Si se tuviese que describir a Still Corners con un adjetivo, sería el de cinematográfico. Suena a cliché, pero es lo que realmente persiguen. Todo esto tiene una explicación lógica: el compositor y mente maestra del grupo, Greg Hughes, es un cinéfilo de tomo y lomo. De hecho, la manera en la que conoció a Tessa Murray es puro cine. Explica que antes de crear el grupo viajaba en un tren en una de tantas noches neblinosas y oscuras de Londres. Se suponía que iba en dirección a London Bridge, pero extrañamente el conductor se saltó la parada. Entonces él salió del vagón y también lo hizo una chica. Imaginen quién. Aunque esto pueda sonar a melodrama de época (se me pasa por la cabeza “Breve Encuentro”, por aquello de los trenes), “Creatures Of An Hour” va por otros derroteros. Sólo hay que echar un vistazo a los títulos de las canciones para imaginarse cortos relatos de bosques encantados, demonios y sueños recordados a medias. No es de extrañar, pues, que uno de los directores fetiche de Hughes sea Dario Argento. Se nota en el disco, no tanto porque quieran imitar a Goblin (en ese sentido, no tienen nada que ver), sino porque su música complementaría perfectamente el aura de las cintas del italiano. Pero hay más. A “Cuckoo”, dream-pop hasta la médula, pero con pinceladas psicodélicas muy sesentas, la podríamos meter sin rubor en alguna adaptación fílmica de Edgar Allan Poe. Los coros espectrales de “Into The Trees” seguramente le hubiesen gustado a Roger Corman para una de sus cintas. “I Wrote In Blood” empieza con un pasaje que lo mismo recuerda a Chris Isaak como a Ennio Morricone, pero luego navega libre hacia esos terrenos mágicos y fantasmagóricos en los que tan a gusto parecen sentirse.
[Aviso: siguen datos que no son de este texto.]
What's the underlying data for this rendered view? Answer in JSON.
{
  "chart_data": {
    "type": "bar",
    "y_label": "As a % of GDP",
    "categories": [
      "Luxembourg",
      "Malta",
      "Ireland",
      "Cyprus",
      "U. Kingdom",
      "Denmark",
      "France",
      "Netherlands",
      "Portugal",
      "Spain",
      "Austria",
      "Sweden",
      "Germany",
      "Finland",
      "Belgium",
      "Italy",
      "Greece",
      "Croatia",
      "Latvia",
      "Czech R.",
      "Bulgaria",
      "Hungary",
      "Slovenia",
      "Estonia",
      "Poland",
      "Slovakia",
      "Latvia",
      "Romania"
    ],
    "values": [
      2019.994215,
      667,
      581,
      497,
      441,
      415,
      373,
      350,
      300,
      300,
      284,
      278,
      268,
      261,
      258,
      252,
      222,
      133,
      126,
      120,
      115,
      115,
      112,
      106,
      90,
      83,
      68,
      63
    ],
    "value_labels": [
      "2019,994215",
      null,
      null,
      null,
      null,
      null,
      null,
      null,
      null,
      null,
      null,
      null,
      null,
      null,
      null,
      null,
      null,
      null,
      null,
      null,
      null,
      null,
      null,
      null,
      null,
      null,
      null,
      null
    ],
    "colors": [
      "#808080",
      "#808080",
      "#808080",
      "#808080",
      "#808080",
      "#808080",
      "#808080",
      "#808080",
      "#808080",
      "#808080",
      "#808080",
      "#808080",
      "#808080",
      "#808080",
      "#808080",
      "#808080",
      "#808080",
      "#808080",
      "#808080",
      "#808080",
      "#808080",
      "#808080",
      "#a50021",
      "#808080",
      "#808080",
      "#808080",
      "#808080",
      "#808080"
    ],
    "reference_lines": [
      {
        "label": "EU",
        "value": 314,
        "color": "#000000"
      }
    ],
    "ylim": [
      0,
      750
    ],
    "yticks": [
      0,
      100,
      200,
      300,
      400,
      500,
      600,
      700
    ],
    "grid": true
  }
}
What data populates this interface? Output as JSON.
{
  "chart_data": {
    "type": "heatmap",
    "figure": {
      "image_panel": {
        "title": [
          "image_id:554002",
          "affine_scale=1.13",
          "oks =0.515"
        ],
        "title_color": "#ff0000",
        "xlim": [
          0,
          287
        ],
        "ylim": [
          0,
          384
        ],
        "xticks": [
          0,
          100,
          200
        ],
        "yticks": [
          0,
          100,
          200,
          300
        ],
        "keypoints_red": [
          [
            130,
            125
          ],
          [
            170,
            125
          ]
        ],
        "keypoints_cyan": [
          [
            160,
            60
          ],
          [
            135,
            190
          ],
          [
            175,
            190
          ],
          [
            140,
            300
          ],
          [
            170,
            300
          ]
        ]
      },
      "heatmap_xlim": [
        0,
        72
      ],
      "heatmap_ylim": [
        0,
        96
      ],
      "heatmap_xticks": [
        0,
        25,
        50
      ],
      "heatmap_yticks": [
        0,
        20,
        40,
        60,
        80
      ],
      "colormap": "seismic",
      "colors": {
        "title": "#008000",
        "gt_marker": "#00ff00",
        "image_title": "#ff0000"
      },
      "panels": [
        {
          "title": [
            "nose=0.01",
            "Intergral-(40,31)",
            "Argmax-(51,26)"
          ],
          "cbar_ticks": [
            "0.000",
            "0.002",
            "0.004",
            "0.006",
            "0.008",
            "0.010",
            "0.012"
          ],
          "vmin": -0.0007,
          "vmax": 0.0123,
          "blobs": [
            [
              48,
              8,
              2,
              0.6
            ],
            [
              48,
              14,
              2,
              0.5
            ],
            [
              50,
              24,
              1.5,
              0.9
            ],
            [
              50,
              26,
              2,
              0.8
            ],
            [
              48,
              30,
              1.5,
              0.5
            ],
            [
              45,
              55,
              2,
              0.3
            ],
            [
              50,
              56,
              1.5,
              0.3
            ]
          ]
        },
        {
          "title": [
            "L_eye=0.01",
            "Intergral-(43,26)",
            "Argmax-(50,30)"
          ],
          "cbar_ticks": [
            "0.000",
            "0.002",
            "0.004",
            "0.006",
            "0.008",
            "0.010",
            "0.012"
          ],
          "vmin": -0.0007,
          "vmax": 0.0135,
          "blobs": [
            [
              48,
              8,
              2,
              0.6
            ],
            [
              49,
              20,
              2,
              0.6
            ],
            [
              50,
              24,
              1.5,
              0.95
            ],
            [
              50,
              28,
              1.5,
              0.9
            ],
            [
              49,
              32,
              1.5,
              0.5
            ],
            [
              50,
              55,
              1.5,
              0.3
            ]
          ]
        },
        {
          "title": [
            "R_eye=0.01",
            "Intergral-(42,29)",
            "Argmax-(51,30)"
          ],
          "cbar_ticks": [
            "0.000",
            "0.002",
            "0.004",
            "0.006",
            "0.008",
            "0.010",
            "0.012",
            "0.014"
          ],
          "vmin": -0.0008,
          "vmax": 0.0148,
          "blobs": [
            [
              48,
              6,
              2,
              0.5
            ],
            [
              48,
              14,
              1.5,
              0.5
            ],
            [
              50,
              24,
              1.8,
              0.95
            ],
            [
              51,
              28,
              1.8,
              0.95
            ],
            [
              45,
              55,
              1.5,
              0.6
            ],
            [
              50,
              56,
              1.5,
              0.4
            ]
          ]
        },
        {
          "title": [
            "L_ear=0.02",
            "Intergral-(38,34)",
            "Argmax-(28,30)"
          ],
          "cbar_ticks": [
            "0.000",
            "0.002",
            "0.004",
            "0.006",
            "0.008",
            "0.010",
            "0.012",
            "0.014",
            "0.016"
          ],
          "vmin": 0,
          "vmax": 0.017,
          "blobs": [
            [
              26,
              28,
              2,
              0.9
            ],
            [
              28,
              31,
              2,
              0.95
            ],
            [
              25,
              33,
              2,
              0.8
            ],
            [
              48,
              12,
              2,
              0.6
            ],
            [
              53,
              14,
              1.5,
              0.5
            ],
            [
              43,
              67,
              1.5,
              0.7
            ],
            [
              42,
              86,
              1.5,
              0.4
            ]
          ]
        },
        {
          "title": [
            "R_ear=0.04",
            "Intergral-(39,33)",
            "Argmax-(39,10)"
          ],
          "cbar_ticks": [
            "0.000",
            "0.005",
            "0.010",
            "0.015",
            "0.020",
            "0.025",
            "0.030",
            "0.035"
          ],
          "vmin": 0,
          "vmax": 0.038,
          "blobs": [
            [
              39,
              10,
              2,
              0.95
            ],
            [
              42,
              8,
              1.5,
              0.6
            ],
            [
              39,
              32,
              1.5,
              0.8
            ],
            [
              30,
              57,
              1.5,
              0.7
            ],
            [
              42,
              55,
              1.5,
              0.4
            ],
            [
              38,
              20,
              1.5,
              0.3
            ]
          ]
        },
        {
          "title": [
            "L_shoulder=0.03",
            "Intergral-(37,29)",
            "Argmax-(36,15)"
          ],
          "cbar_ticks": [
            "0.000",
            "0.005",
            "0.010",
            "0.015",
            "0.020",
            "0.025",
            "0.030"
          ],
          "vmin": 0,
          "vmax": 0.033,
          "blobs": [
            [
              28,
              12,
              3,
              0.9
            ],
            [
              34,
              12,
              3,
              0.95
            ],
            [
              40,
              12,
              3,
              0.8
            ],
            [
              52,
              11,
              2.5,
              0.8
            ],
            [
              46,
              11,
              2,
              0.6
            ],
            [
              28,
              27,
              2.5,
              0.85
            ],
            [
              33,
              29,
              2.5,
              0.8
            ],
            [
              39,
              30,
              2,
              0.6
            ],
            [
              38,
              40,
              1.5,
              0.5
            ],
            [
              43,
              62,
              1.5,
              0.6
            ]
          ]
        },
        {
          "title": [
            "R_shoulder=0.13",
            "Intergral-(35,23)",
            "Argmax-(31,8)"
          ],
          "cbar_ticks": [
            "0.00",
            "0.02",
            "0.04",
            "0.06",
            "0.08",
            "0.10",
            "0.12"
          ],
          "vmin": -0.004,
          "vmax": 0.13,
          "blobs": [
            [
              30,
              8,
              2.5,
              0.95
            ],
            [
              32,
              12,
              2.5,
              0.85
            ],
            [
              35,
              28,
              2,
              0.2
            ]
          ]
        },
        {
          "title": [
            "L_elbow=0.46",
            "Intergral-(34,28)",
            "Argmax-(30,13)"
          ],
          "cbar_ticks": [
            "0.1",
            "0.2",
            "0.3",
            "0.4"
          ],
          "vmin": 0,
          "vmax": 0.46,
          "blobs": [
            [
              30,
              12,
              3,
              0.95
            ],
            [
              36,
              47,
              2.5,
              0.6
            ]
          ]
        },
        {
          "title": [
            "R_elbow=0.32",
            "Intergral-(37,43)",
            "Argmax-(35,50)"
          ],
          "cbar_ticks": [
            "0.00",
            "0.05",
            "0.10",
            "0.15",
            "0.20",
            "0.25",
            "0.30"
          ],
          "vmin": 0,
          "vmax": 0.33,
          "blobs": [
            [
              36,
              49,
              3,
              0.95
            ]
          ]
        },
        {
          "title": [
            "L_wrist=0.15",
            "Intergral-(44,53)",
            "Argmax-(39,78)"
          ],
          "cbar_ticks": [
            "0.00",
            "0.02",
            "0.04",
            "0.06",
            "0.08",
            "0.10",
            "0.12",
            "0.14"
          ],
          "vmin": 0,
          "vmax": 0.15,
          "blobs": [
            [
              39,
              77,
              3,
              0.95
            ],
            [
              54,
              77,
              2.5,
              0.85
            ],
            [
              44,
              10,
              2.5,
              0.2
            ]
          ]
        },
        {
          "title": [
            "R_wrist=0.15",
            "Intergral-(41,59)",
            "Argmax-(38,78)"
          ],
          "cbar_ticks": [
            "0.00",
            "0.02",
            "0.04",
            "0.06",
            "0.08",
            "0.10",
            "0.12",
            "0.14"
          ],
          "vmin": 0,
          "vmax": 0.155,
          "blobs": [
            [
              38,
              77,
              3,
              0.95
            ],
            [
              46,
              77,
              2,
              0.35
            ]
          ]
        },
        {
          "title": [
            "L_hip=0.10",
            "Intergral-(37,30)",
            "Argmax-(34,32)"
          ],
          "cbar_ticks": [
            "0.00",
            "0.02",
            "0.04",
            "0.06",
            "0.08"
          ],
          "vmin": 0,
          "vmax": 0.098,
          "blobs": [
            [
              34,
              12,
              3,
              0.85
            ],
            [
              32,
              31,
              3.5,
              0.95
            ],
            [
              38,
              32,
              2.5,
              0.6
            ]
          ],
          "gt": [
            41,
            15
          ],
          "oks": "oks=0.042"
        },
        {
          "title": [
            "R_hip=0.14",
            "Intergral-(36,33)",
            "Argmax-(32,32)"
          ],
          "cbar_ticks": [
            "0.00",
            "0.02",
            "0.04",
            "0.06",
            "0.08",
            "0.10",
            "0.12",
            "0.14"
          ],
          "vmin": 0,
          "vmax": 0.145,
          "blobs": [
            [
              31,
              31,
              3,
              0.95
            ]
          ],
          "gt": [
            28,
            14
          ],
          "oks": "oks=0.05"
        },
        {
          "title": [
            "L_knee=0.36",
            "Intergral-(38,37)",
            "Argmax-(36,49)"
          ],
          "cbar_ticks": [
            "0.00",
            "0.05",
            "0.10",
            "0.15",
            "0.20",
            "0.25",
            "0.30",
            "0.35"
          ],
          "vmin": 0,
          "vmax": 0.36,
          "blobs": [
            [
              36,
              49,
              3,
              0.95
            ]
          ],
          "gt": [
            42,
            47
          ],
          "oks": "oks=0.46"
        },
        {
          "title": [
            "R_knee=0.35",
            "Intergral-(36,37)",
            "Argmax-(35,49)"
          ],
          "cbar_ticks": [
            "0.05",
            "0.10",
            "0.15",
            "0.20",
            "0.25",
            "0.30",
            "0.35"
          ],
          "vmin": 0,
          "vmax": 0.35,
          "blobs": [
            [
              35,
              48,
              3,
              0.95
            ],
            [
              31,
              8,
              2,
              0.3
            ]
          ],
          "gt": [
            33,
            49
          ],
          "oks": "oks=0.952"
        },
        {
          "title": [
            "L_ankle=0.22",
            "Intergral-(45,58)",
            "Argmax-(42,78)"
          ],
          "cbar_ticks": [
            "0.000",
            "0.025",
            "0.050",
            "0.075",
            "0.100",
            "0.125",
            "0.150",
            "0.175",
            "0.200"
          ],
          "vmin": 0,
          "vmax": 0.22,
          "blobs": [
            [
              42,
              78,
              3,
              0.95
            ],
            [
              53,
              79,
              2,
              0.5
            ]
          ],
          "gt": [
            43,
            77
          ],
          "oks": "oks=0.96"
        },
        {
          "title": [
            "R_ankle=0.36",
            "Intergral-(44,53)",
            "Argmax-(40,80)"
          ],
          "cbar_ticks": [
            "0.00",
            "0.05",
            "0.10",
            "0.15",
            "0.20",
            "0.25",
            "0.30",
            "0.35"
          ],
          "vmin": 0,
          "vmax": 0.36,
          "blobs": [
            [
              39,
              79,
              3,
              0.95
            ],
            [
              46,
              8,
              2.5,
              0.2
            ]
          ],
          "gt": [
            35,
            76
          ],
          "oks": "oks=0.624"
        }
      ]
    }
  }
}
El mejor momento del álbum.

Como comentábamos antes, la sombra de Broadcast es alargada. Planea por buena parte del disco, pero se hace especialmente evidente en esa nana invernal que es “The White Season”, con esos versos susurrados de Tessa Murray y esas melodías de juguete. Pero donde hay que quitarse el sombrero es en “Submarine”, una canción que está a la altura de los mejores cortes de “Tender Buttons”. Como era de esperar, y con las palabras que se han utilizado para describir el espíritu de la música de los londinenses, hay referencias al dream-pop de Cocteau Twins ( “Velveteen”). El shoegaze también tiene cabida en “Circulars”. Dos caras de la misma moneda. Still Corners embrujan por igual a cámara lenta y con fast forwards. No es el álbum más original del año, pero para todos aquellos fans del género que, además, adoren las películas de terror, “Creatures Of An Hour” es un trabajo de obligada escucha. Cautivador, atmosférico, intrigante y con las dosis justas de azúcar, ésta es tu banda sonora perfecta para los viajes en tren hasta el Festival de Sitges que se celebra estos días.